OpenAI made GPT-5.6 generally available on July 9 after a limited preview that began on June 26 for a small group of trusted partners.
The company said the rollout will happen in phases over about 24 hours. OpenAI also said it coordinated the broader release with the U.S. government.
The family ships in three tiers rather than one: Sol as the flagship, Terra as a balanced everyday option, and Luna as the fastest, cheapest tier. All three are now live across ChatGPT, ChatGPT Work, Codex, and the API, rolling out globally over roughly 24 hours.
What OpenAI is Claiming, and Where the Numbers Back it Up
OpenAI’s central pitch is efficiency, not just raw capability. On Agents’ Last Exam, a test of long-running professional workflows, Sol scored 53.6, beating Anthropic’s Claude Fable 5 by 13.1 points.
On the Artificial Analysis Coding Agent Index, Sol set a new high of 80, edging out Fable 5’s 77.2 while using less than half the output tokens and costing roughly a third less. Cybersecurity gains were sharper still, with Sol nearly doubling GPT-5.5’s exploit-generation success rate.

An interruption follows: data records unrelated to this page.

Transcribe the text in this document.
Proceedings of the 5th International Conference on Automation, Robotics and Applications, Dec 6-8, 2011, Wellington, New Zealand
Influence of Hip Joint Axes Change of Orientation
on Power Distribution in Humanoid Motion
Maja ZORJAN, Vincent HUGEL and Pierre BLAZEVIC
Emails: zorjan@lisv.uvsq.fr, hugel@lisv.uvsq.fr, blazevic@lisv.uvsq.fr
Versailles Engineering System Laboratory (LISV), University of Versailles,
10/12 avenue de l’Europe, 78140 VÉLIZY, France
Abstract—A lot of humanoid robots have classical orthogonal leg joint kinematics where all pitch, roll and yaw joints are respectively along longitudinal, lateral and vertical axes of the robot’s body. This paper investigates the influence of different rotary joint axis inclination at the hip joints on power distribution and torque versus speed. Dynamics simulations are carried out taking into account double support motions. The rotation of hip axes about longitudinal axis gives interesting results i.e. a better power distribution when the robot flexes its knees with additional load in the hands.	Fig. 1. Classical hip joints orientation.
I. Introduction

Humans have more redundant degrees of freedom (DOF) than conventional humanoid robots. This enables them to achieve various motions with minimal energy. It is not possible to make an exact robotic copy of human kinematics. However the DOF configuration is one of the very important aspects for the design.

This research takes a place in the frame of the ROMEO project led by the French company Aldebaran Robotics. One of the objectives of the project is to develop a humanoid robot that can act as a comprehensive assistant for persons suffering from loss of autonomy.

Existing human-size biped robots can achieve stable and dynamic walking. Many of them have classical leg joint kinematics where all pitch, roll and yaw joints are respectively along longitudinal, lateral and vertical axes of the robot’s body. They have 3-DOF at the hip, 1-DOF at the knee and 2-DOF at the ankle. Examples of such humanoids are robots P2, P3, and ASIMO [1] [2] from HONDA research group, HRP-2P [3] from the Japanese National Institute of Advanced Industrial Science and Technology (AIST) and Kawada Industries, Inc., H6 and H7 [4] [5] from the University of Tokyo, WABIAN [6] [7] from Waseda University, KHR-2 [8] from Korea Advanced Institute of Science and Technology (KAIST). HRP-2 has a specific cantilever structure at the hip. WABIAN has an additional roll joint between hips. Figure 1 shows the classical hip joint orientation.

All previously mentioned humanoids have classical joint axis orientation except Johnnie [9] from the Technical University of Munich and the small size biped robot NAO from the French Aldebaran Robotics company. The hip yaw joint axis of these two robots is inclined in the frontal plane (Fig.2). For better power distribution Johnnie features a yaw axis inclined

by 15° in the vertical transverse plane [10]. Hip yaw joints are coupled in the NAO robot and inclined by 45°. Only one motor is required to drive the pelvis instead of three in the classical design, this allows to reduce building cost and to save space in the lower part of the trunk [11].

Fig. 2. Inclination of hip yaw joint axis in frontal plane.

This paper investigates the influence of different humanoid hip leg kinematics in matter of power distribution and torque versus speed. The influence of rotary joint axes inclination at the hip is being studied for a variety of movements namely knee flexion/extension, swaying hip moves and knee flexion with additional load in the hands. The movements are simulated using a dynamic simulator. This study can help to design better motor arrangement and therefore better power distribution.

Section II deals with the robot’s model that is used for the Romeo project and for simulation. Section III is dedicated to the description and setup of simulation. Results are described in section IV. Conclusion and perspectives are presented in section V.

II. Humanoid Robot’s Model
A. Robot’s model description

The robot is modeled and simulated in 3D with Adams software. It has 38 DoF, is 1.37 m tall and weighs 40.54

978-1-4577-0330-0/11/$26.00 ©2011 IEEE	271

Pricing lines up with that efficiency framing: Sol runs $5 input and $30 output per million tokens, Terra $2.50 and $15, Luna $1 and $6, all cheaper on paper than Claude’s current top-tier pricing.
The Benchmarks OpenAI’s Own Tables Don’t Win
The published results are more mixed than the launch framing suggests. On SWE-Bench Pro, a widely watched real-world coding benchmark, Sol scored 64.6% against Fable 5’s 80% and Claude Mythos 5’s 80.3%, a roughly 15-point gap in Anthropic’s favor.
Fable 5 also edges out Sol on the Artificial Analysis Intelligence Index (59.9 to 58.9), GDPval-AA’s Elo ranking, and HealthBench Professional.
Notably, OpenAI published a separate post the day before this launch arguing that roughly 30% of SWE-Bench Pro’s test tasks are flawed, a claim independent observers noted arrived right as OpenAI’s own model was trailing on that exact benchmark.
Early hands-on impressions have echoed the split: developer and independent researcher Simon Willison, who had preview access, said Sol felt competent but not clearly better than Fable 5 on complex coding work he’d already been running.
The launch highlights a broader trend across leading AI labs. No single model now dominates every benchmark or use case. Instead, developers are choosing models based on workload, cost, latency, and reliability. That shift matters more than simply picking whichever flagship model scores highest on a benchmark.